Giuseppe Militano, figlio di Carmelo e fratello di Francesco, tutti e due «esponenti di Cosa Nostra attualmente detenuti poiché responsabili del reato di cui all'articolo 416 bis». Sono due capi della mafia dello Zen.

Prima è Francesco Militano che fa la guardiania al Go”, quando viene arrestato - nel giugno del 2014 - il suo posto lo prende il fratello Giuseppe. I Barbaro, padroni della discoteca, attraverso amici contattavano esponenti vicini a Cosa Nostra che a loro volta assoldavano «quattro padri di famiglia che avevano bisogno» impiegandoli in servizi di sorveglianza. Una sorta di estorsione mascherata.

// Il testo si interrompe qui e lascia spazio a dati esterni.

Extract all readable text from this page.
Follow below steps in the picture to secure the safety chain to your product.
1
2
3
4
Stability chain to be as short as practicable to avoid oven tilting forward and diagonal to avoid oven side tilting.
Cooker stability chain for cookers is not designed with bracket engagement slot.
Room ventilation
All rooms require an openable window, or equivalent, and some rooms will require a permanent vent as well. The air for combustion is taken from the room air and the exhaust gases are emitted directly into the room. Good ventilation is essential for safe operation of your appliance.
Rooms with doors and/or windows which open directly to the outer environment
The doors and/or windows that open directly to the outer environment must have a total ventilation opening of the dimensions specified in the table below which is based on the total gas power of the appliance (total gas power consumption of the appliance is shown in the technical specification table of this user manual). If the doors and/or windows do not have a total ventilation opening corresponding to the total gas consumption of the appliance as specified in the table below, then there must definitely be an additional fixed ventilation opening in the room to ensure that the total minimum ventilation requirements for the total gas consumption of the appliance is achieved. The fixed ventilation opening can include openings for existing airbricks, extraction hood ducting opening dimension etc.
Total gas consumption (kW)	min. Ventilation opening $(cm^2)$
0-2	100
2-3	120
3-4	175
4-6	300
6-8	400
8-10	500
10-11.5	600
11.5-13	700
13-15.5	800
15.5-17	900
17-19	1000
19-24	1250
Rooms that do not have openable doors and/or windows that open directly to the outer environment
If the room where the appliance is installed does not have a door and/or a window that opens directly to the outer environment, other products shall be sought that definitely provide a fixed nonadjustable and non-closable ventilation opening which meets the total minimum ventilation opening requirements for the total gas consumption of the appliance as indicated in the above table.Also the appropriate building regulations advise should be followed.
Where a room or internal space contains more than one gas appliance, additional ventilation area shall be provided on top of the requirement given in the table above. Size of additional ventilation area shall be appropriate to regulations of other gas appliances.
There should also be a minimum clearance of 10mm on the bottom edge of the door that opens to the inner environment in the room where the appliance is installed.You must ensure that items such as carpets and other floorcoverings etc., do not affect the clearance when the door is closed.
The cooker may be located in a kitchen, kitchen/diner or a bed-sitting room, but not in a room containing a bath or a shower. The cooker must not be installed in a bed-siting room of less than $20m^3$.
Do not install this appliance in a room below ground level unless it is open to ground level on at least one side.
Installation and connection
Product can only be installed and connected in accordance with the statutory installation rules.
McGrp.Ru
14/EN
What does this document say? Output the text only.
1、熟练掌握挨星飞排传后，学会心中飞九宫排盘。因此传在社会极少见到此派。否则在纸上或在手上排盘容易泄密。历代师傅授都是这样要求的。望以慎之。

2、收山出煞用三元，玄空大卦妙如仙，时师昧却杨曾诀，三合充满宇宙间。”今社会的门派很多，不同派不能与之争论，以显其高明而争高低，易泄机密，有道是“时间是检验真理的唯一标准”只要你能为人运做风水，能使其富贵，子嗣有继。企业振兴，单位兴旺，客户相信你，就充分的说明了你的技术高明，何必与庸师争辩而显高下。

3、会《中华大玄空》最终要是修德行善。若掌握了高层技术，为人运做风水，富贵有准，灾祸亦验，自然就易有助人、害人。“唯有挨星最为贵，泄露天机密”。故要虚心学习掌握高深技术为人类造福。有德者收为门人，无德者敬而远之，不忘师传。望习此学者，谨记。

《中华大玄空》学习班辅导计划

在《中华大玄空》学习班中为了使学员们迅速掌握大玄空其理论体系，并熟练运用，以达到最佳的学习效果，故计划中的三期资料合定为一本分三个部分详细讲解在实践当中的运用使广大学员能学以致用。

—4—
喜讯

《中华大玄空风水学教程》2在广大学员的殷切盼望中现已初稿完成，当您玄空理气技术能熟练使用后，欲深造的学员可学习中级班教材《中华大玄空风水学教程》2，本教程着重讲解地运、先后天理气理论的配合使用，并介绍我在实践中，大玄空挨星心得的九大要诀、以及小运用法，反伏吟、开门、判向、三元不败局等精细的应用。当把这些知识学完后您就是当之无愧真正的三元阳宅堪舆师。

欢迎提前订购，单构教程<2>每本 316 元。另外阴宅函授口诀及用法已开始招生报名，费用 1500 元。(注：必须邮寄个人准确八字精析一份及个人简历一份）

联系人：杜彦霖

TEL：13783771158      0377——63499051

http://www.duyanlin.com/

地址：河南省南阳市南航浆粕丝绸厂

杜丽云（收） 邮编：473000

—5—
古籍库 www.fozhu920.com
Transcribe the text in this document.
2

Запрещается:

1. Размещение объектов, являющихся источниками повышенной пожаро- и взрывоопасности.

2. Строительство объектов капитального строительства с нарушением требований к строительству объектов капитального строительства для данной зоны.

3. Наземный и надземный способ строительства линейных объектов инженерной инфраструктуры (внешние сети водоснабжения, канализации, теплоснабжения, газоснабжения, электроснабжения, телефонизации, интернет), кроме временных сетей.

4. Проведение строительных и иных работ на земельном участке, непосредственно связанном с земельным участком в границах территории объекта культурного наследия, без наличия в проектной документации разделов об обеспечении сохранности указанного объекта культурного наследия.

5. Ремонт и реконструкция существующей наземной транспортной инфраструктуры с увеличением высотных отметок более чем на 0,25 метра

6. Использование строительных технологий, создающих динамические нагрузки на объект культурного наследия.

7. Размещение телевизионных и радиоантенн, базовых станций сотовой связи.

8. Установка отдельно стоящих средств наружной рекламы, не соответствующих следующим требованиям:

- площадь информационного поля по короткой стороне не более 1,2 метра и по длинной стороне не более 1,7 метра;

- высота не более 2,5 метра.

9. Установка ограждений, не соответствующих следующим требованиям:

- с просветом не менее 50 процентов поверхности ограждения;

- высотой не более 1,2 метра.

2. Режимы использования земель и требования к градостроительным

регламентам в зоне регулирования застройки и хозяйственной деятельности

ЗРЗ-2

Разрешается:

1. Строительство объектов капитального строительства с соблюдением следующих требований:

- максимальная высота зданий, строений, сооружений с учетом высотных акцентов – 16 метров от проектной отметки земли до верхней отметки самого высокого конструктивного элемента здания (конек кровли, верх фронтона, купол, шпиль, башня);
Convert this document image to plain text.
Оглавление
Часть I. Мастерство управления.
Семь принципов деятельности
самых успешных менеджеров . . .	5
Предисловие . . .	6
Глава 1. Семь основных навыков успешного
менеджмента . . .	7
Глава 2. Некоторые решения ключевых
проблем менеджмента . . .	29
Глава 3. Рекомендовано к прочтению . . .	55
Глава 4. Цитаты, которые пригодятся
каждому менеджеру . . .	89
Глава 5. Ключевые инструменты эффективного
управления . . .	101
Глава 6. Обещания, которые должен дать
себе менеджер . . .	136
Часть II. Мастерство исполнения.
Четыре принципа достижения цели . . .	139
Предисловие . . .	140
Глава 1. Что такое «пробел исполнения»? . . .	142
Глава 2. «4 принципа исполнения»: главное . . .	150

L’appello alla procuratrice Sabella

I Barbaro erano iscritti a Addiopizzo, la famosa associazione antiracket della città. Il doppio volto di Palermo. Ora il padre e la madre di Aldo, Rosario Naro e Anna Maria Ferrara, lanciano un appello a Marzia Sabella, il procuratore aggiunto che da qualche mese regge l’ufficio in attesa del nuovo capo dell’ufficio dei pubblici ministeri palermitani: «Ci rivolgiamo a lei pregandola di esaminare l’intero fascicolo d'indagine e valutare tutte le nostre istanze depositate».

Più che una rissa casuale loro pensano a un brutale pestaggio. Movente al momento ignoto. Come, naturalmente, tutte da dimostrare sono le responsabilità dei tre nuovi indiziati. Per loro, il processo, si aprirà in corte di assise il prossimo 9 giugno.